Sunday, May 13, 2007

1 Million Turks: "No To Sharia"

Paul De Bendern, The Australian: At least 1 million Turks took to the streets of Izmir today to demand their country remain a secular state, stepping up pressure on the Islamist-rooted government before July elections.

Organisers hoped the fourth major anti-government protest in a month would unite the Opposition ahead of the poll. People flocked to Izmir from across Turkey, undeterred by a bombing in the port city that killed one man and injured 14 yesterday. It was not clear who was behind the market attack.

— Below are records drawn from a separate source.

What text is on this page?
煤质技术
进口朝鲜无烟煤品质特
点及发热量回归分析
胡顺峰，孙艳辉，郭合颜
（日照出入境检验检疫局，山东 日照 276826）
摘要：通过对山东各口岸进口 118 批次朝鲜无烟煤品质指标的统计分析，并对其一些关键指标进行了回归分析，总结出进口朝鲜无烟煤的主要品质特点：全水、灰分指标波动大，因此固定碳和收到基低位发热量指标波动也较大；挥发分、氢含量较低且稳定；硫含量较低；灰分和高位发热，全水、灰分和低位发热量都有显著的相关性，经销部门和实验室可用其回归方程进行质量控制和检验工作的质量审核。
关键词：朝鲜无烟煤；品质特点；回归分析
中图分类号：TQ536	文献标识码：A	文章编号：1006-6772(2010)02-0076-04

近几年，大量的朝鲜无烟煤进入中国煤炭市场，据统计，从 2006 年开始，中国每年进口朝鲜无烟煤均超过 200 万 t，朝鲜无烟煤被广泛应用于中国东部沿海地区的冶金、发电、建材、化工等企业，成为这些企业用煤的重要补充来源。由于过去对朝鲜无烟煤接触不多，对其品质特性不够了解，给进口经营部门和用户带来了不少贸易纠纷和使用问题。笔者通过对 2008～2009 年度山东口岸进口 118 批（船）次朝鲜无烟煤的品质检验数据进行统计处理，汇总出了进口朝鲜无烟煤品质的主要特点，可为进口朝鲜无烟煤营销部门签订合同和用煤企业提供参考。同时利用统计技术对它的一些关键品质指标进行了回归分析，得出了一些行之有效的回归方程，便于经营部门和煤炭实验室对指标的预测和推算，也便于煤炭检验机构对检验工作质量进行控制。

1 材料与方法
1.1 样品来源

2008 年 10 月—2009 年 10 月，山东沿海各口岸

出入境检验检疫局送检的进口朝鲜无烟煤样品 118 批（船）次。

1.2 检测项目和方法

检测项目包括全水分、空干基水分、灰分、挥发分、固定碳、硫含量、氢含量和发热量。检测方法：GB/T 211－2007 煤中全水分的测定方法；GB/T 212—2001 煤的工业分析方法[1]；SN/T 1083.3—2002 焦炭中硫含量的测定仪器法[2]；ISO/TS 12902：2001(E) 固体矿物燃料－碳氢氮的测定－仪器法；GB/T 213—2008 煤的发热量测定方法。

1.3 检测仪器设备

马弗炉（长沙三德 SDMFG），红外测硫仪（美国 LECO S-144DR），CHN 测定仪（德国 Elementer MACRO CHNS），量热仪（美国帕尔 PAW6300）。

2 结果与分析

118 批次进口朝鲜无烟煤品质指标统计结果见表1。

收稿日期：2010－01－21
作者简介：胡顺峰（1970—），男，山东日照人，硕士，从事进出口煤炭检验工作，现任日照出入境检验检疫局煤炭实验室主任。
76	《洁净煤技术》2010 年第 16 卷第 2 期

Streets and buildings in Turkey's third largest city, including army barracks, were covered in a sea of red Turkish flags and portraits of Mustafa Kemal Ataturk, the revered founder of modern Turkey.

“Turkey is secular and will remain secular,” the protesters, predominantly middle class youths at this festive rally, chanted. “No to sharia (Islamic law).” Prime Minister Tayyip Erdogan's reformist AK Party Government has been forced to call a parliamentary election months ahead of schedule to defuse a deep conflict with Turkey's secularists over a presidential vote.
Turkey's secular elite, including opposition parties, top judges and army generals, successfully blocked Foreign Minister Abdullah Gul's election. They feared the ex-Islamist might try to undermine Turkey's separation of state and religion, a claim Gul and his AK Party strongly deny.

“The AK Party will most likely win the elections but they will have to take into account these demonstrations and what people are saying. They can't remain arrogant any more,” said Haluk Berk, a doctor who also teaches at an Izmir university. “The silent majority is finally coming out,” he said, standing alongside his son. Turkey's main opposition centre-left Republican People's Party (CHP) and the smaller leftist Democratic Left Party (DSP) - which are in talks to form an alliance - hope to use the rally to build momentum ahead of the July 22 election.
Police told Reuters at least 1 million people attended the seaside rally, with no major incidents reported. Organisers, mainly left wing groups, had hoped to attract 2 million people. The protest began to wind down by late afternoon.

The success in derailing the AK Party's plans to have Gul elected president has given opposition parties new confidence, analysts say, but added that they were racing against time to come up with a credible election manifesto. The political crisis has brought about mergers between opposition parties in the hope that in July they can win more than the 10 per cent of votes needed to enter Parliament.